William Catterall

William Catterall
pas labex
pas Eurias

dates de séjour

18/09/2010 - 18/10/2010

discipline

Sciences de la santé

Fonction d’origine

Professeur

Institution d’origine

Département de Pharmacologie, Université de Washington, Seattle (États-Unis)

pays d'origine

États-Unis

projet de recherche

Electrical Signaling, Ion Channelopathies, and Bioethics of Inherited Brain Diseases

Nerve cells in the brain communicate with each other by electrical signals that are transmitted from cell to cell at specialized junctions called synapses. Electrical signaling and synaptic transmission are disrupted in neurological and psychiatric diseases. This proposed IMeRA project would address this area of research through luncheon discussions focusing on electrical signaling and synaptic plasticity in the normal brain, impairment of these processes in brain diseases; participation in an IMeRA seminar on humanistic aspects of brain science; a workshop on: Electrical Signaling, Ion Channelopathies, and Bioethics of Inherited Diseases in the Brain, and participation in a collaborative laboratory research project with Dr. Michael Seagar, Director of INSERM Unit 641 at Université de la Mediterranée on “Protein Interactions in the Molecular Network Regulating Calcium Channels and Synaptic Plasticity in the Brain”.

biographie

William Catterall is a biologist and a professor at the Department of Pharmacology (University of Washington, Seattle).
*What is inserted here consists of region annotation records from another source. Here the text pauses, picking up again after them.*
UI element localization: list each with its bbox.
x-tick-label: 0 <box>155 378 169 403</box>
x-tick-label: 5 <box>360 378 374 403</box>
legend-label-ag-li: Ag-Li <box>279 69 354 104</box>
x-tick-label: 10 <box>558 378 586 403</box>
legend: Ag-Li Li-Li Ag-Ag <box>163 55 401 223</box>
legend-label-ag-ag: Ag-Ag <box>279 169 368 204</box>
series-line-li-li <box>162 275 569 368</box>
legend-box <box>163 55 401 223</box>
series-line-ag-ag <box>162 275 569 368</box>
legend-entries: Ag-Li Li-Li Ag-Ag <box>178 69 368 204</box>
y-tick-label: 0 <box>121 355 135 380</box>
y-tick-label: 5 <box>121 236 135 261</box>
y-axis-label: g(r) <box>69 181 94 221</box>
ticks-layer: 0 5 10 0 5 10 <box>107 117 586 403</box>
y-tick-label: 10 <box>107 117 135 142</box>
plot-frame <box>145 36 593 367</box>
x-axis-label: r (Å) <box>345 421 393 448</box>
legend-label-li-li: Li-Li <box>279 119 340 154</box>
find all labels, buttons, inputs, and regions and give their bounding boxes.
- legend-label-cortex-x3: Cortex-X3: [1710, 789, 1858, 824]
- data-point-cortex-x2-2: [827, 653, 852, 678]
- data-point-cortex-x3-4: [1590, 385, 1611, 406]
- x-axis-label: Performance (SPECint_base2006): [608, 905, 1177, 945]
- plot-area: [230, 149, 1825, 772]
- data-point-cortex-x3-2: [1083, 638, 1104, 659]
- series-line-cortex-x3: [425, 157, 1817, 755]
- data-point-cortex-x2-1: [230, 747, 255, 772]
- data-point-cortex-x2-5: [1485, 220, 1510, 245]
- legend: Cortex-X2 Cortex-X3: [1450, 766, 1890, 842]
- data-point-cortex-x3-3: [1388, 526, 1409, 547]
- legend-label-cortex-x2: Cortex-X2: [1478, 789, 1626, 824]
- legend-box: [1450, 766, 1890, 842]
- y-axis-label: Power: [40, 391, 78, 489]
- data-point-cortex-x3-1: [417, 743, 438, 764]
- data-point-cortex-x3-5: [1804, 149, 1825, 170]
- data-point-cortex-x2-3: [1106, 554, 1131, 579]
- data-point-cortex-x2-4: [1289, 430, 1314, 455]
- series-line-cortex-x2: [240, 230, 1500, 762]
He holds a B.A. in Chemistry from Brown University in 1968, a Ph.D. in Physiological Chemistry from Johns Hopkins in 1972, and postdoctoral training in neurobiology and molecular pharmacology as a Muscular Dystrophy Association Fellow at the National Institutes of Health from 1972 to 1974. He joined the University of Washington in 1977 as Associate Professor of Pharmacology, became Professor in 1981, and served as Chair from 1984-2016. William Catterall has received numerous awards, including the Gairdner International Award of Canada in 2010 and the Robert Ruffolo Career Achievement Award from the American Society of Pharmacology & Experimental Therapeutics in 2016.